Silas andou até a porta do cômodo e olhando para os garotos fez sinal para que Benevides se aproximasse. Assim que o abade chegou perto o suficiente para ouvir, Silas sussurrou:

– Terei que me relevar aos outros monges. Essa reunião que solicitou será útil para que eu diga a todos a minha missão. O que ocorreu não foi um fato isolado. Acontecerão mais e mais incursões dos servos de Orco. Temos que fortalecer a todos tanto fisicamente quanto espiritualmente.

– E o que pretende?

– Prepará-los para a guerra. Mas antes tenho que rever minhas intenções…

– Silas. Eu não tenho as suas habilidades. Muitas vezes nem compreendo seus dons. Tudo para mim sempre foi uma questão de fé. Possessões, manifestações, línguas ancestrais e tudo que vimos há pouco, para muitos é ficção. Você viu as faces amedrontadas de Pedro e Anselmo. E essa reação não é incomum. Precisamos nos precaver ao máximo. Um dos pergaminhos que separei fala que em Starek há o Selo da Trégua. Segundo consta, a trégua foi combinada e um selo feito para que marcassem a data e o acordo, mas isso se perdeu.

Silas não acreditava que isso existisse em Starek. Acolheu a fala de Benevides sem discordar. Queria ver onde o raciocínio do antigo mestre os levaria.

– Será que há algum caído aprisionado lá? – Benevides pergunta. Ou isso é parte das fantasias dos bardos?

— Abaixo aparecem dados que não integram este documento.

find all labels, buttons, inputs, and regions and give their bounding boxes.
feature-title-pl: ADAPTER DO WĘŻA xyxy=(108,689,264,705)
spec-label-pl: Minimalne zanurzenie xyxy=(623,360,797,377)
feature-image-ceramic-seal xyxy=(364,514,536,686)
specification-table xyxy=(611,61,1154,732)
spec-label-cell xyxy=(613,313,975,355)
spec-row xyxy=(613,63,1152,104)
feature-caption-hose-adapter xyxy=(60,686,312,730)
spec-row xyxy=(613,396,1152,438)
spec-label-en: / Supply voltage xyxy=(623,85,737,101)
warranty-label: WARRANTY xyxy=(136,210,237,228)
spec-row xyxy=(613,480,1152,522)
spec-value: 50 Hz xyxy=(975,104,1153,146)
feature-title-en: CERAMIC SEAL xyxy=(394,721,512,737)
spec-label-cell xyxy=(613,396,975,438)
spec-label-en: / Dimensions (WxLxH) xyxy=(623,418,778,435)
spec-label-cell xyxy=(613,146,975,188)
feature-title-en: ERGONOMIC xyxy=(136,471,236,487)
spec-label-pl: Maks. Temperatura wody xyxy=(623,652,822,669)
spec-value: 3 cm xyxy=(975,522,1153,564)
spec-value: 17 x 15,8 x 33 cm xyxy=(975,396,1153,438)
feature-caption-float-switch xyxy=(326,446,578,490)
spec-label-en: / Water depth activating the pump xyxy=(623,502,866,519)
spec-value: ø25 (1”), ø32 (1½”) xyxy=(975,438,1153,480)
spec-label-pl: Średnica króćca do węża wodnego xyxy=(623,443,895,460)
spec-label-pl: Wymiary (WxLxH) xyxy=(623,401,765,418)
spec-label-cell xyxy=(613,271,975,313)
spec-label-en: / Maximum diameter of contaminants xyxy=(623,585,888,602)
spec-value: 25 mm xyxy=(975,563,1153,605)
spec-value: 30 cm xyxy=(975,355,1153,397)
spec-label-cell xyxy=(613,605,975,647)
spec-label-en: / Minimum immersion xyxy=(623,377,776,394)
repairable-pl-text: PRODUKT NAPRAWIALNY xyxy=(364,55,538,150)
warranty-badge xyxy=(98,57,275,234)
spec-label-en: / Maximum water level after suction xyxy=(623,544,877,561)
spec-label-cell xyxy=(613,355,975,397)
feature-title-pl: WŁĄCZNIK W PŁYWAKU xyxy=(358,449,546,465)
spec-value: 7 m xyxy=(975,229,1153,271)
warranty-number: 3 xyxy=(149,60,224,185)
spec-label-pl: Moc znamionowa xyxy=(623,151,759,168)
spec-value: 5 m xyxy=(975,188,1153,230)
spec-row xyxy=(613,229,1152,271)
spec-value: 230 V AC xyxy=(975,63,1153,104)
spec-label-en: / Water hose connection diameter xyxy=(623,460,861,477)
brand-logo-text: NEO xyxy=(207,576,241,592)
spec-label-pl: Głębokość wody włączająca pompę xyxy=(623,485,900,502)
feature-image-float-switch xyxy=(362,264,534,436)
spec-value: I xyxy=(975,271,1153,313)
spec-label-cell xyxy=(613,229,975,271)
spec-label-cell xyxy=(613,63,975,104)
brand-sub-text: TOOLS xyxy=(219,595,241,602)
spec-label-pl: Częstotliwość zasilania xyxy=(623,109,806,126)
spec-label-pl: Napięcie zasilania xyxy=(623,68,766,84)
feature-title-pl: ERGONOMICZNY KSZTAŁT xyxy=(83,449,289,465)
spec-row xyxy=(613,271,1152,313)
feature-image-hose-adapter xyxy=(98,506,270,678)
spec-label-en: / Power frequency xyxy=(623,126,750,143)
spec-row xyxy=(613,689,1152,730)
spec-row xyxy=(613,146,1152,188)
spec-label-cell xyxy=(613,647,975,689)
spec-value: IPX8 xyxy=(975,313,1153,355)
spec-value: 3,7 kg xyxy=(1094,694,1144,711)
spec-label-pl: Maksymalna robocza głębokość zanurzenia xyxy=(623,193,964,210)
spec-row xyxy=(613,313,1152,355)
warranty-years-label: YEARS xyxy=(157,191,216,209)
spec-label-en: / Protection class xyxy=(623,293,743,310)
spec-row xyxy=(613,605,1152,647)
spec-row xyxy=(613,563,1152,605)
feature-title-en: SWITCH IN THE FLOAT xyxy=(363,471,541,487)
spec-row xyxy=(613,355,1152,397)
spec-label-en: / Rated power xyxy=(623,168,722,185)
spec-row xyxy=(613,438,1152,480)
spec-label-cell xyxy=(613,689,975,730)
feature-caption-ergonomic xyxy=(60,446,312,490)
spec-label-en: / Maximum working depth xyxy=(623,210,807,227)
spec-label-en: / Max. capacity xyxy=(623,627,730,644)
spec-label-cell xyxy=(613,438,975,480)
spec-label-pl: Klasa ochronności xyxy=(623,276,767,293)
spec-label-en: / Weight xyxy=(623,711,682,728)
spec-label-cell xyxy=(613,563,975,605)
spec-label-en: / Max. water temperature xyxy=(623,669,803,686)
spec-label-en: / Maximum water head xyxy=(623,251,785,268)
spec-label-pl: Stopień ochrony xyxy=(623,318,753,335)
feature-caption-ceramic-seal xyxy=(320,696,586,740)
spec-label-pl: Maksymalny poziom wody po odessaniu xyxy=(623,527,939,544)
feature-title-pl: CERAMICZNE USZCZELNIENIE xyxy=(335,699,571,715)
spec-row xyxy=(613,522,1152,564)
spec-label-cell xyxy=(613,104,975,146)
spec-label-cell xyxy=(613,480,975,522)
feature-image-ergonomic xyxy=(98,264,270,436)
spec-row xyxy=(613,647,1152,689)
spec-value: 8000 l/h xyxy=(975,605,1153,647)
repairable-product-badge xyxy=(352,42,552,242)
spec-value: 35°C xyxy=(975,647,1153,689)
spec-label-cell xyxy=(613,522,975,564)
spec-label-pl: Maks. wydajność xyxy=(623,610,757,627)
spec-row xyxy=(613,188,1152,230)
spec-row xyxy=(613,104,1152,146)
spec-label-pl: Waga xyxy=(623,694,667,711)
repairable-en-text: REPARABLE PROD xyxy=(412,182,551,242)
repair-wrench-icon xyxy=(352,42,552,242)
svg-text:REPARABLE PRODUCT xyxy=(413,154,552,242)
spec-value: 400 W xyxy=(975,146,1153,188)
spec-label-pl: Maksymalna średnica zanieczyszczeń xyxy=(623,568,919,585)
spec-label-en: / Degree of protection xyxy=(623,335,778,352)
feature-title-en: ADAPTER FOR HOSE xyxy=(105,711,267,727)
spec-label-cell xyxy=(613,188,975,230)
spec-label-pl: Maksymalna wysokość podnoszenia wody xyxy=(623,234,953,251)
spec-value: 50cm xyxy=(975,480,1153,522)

As ruínas do templo antigo eram premissas de muitas histórias. E, em mil anos, a verdade se misturou à ficção. Não teriam como saber se essa coisa de Selo da Trégua era verdade ou coisa de bardo como Benevides insinuara.

Silas ouvia o amigo em silêncio, pensativo.

– Demônios não falam a língua dos Alvos. – disse o ferreiro, de súbito.

– Que lhe passa pela cabeça? Que André é um canal da graça? Mas… – o abade estava com a mente fervilhando.

– Não foi um demônio que disse a frase traduzida por Tomás. Aconteceu tanta coisa que não associei o ocorrido ao que é certo.

– O que é certo é que a língua ancestral não é proferida por impuros. Também não me atentei a isso.

– Nem poderíamos. O importante era cuidar dos garotos.

– Diga-me, Silas. Que pretende? Tira essa angústia de meu peito!

– Vou até as ruínas. Se Faldang for o homem visto pelo garoto tenho que me apressar.

– Mas a projeção como você falou. Quem quer que seja, notou a presença e desfez a projeção.

– Faldang, caso seja ele mesmo, não arriscaria ser descoberto. Sendo sincero, não tenho certeza se foi uma projeção mental ou visão. Isso que me esquenta a cabeça. Se for uma projeção, o garoto é poderosíssimo ou algo o guiou até lá. Não creio em visões, presciência. Não desse modo. Há algo a ser descoberto. Isso que ocorreu aqui não é natural.

– O caído disse que estão de prontidão.

– Sim. Alguém enviou Antônio. O aço arcano. Os despertares. Há muito que considerar. Isso não foi natural.

Pedro aparece no corredor em direção ao cômodo que estavam. Silas calou-se quando notou que o monge se aproximava.

– Perdão, abade. Mas já aguardam o senhor no scriptorium, não se aguentam de ansiedade. Na enfermaria está tudo calmo. Anselmo ficou lá para garantir que tudo permaneça como está. Os setes despertos estão contidos.

– Não notei que a décima oitava estava tão próxima. – disse Benevides ao notar que o tempo voava – Irei para lá com Silas. Aqui também os garotos estão contidos. Fique aqui de olho neles. Como testemunhou tudo, a reunião não lhe será de nenhum valor.

– Sim, senhor. Conte comigo.

– Vamos, Silas. O arauto das péssimas notícias será você.